25 May 2010
A day before Chevron's annual shareholder meeting, about 20 protesters gathered at the company's offices on Smith Street and held a press conference to accuse the oil company of environmental pollution and human rights abuses around the world.
The group, made up of representatives from around the U.S. and countries such as Nigeria, Ecuador, Australia and Kazakhstan, explained how Chevron operations in their communities resulted in pollution, environmental and financial loss, and health issues.
Their stories are included in The True Cost of Chevron, an alternative annual report put together by a coalition of 35 organizations and written by 50 authors from 16 countries and 10 states.
The protesters plan to hold a rally at Chevron headquarters and attend the shareholder meeting tomorrow. A public forum will be held tonight at Rice University from 6 to 8 p.m.
Mariana Jimenez, a 71-year-old from the Sucumbio Province in Ecuador, was at the press conference to represent the people in her community.
"I want to expose these lies to the world, to expose the lies that Chevron tells the shareholders and public about what they've done in Ecuador," Jimenez said. "And to force this company to clean up the Ecuadorian Amazon and to avoid that this catastrophe happens anywhere else, because people need to live with dignity. They need to live in a safe environment and their human rights need to be protected."
As four Houston PD officers and a number of security officers on bicycles looked on, Jimenez and other community leaders spoke of disasters in their communities.
Jimenez described contaminated rivers, animals dying and people suffering from nausea, cancer and tuberculosis.
Elias Mateus Isaac from the Open Society Initiative for Southern Africa in Angola talked about his country's seashores being contaminated by oil and its fishing industry being destroyed.
Last week, Angola passed a law to import 90,000 tons of fish from Namibia and South Africa, he said.
"This has never happened before and it shows the impact of Chevron's operations."
Isaac called for Chevron to take measures to stop contaminating the waters and to look for alternative measures for energy.
But while Chevron officials said people have a right to protest if they have legitimate concerns, the company contests the legitimacy of the report.
"We certainly welcome constructive criticism. What you're seeing today and what you'll see tomorrow is not constructive," Morgan Crinklaw, external communications adviser, said. "It's misleading and it's inaccurate.
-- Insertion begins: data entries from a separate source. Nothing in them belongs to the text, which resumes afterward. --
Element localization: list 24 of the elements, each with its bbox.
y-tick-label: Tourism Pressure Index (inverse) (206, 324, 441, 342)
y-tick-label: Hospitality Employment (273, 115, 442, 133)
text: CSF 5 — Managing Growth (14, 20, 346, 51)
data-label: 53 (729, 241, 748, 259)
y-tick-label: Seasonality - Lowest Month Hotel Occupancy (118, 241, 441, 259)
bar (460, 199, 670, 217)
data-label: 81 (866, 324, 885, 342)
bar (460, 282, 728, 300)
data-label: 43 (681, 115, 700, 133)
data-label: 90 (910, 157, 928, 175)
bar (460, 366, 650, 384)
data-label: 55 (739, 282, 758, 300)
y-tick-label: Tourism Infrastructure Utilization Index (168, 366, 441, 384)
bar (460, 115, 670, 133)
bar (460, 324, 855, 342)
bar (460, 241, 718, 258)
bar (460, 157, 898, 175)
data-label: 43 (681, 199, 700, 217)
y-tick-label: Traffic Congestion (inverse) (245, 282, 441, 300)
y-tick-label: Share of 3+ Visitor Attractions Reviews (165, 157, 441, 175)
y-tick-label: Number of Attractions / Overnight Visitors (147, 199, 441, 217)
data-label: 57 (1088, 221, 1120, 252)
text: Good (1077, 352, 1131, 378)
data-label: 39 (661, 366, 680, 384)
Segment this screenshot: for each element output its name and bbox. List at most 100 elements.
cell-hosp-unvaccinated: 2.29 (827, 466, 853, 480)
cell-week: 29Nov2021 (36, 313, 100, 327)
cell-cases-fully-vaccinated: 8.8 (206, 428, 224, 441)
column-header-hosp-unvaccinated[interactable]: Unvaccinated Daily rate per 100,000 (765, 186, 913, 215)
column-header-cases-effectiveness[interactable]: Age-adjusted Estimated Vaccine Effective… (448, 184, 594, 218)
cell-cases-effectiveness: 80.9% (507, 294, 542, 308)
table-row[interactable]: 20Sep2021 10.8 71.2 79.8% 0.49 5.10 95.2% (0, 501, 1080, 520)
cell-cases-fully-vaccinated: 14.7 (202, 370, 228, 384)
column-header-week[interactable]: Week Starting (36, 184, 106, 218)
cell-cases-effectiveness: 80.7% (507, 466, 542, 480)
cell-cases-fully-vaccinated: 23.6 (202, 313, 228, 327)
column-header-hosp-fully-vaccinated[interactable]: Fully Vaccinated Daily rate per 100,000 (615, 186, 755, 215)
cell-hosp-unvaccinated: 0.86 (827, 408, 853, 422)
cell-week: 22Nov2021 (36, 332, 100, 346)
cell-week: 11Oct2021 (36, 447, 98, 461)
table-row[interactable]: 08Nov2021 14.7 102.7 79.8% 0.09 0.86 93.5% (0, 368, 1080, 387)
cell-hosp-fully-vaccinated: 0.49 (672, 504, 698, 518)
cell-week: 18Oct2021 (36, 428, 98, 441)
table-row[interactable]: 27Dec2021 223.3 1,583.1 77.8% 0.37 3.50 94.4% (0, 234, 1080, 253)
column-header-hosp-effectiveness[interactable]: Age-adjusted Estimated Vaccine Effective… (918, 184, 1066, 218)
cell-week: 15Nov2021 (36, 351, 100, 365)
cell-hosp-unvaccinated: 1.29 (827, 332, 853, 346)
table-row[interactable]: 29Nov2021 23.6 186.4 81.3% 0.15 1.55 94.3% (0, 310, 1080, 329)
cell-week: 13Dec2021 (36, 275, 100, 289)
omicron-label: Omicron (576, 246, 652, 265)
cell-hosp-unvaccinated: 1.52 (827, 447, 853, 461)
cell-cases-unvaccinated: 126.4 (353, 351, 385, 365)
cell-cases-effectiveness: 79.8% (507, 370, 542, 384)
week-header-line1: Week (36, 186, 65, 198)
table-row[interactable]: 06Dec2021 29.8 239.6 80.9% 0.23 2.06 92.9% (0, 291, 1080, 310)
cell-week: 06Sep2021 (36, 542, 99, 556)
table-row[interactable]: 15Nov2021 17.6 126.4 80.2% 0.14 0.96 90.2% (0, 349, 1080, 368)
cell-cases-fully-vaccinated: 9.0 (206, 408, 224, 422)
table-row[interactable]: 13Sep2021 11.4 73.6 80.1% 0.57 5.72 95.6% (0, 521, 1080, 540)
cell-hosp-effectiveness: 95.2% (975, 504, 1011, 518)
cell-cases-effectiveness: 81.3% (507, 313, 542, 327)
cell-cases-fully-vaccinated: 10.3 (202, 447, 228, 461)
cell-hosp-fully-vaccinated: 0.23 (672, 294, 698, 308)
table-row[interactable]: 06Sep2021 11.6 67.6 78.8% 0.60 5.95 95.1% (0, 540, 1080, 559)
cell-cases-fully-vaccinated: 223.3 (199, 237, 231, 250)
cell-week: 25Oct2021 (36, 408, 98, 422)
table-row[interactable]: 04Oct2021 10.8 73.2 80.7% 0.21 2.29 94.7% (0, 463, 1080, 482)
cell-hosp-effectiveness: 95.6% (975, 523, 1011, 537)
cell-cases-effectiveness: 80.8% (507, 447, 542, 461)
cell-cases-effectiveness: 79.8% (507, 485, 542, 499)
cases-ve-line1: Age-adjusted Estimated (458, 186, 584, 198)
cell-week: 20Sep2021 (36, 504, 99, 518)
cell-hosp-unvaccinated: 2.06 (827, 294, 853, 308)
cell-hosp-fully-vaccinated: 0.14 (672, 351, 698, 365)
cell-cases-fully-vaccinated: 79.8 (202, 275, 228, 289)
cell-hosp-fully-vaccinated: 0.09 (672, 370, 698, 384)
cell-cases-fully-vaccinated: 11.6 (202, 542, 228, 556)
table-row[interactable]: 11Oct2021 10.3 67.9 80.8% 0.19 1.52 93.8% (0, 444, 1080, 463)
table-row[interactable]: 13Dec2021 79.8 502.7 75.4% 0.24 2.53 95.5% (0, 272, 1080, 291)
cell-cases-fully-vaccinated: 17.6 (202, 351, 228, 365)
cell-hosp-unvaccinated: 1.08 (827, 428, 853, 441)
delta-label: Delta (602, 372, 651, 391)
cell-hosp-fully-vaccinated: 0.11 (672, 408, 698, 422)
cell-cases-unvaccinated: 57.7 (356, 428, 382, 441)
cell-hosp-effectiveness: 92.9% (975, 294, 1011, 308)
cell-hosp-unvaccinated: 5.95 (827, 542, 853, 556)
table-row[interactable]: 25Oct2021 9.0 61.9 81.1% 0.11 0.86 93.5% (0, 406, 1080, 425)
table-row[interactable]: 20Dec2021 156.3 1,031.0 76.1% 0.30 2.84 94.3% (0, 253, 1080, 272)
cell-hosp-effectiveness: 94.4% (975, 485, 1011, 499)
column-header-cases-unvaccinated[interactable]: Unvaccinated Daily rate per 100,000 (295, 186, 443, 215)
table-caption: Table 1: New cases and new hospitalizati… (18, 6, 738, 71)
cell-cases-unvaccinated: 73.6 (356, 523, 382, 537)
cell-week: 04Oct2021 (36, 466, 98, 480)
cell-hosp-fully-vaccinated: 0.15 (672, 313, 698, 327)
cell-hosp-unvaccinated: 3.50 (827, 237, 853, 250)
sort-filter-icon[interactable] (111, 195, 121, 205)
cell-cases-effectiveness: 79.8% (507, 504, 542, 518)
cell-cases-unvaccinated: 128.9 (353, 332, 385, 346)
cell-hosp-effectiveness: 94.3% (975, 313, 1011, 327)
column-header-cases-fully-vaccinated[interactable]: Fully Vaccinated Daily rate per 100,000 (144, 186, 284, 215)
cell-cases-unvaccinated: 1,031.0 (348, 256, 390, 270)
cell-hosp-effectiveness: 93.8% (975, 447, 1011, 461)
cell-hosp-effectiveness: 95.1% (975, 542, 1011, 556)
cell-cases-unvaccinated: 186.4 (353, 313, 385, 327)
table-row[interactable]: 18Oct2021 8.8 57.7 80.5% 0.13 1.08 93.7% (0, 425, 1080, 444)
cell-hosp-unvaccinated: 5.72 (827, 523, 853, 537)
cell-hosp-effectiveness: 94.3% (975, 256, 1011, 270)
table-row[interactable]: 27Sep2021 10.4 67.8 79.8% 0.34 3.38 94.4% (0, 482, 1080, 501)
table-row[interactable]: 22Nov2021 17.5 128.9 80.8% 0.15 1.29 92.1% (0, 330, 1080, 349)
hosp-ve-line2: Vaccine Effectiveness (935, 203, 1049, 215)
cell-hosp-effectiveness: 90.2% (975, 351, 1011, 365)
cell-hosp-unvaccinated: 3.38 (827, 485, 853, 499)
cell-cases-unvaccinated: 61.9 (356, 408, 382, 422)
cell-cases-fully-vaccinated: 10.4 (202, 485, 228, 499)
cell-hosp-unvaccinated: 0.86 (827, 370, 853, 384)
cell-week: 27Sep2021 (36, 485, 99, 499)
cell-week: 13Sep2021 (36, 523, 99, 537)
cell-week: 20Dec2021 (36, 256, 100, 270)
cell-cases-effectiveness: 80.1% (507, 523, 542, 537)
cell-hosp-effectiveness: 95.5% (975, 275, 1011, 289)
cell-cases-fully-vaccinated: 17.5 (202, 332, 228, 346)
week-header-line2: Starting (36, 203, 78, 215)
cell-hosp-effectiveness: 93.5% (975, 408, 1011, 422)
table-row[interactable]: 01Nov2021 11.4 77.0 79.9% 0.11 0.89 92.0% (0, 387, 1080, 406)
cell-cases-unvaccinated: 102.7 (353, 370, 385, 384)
We don't give their report any credibility."
Crinklaw said the information in the company's Corporate Responsibility Report is the accurate portrayal of what Chevron does around the world. He noted that the company adopted a human rights policy in 2009 and will implement it across the company over the next four years.
A Chevron spokesman also pointed out that its Corporate Responsibility Report has been verified by a third party, Lloyd's Register.
"If you look at their report, they say things and then attribute them to Chevron even if they're not Chevron's fault," Crinklaw said.
He used Nigeria as an example. Much of the problem in that country is that pipelines are attacked. The oil then goes into the waterways and the fishermen aren't compensated, because the spill was caused by people sabotaging the pipes, not by the company, Crinklaw said.
"If Chevron ever does have instances where there's a spill, we compensate the fishermen in the area, we clean it up and we make sure we work with them to make sure that they have a sustained livelihood."
A representative from Burma was at the event to accuse Chevron of human rights violations for partnering with the "brutal" military regime for operation security in Myanmar. Chevron press official Lloyd Avram said though the company has a 20 percent stake in a joint venture partnership with Total in Myanmar, it is a non-operating partner and is not responsible for those operations. Chevron's CR report also notes that as a "responsible nonoperator," Chevron has contacted the former U.N. special envoy to Myanmar to encourage U.N. engagement.
Dave Sampson, Chevron's general manager of public affairs, also told the protesters, who had crowded into the building lobby signs and all, that their report was inaccurate. He said he would provide the group with a list of inaccuracies at a later date.
Antonia Juhasz, the report's editor, said she was very interested in hearing what Chevron had to say. She defends the report and its 50 authors of delivering an "absolutely correct, factual representation" of Chevron's operations.
"This is the second year that they've said the report has inaccuracies in which they have failed to produce any evidence," Juhasz said. "I'm eager to discuss any point in this report that they find inaccurate and I'm eager to hear their proof as to the inaccuracies."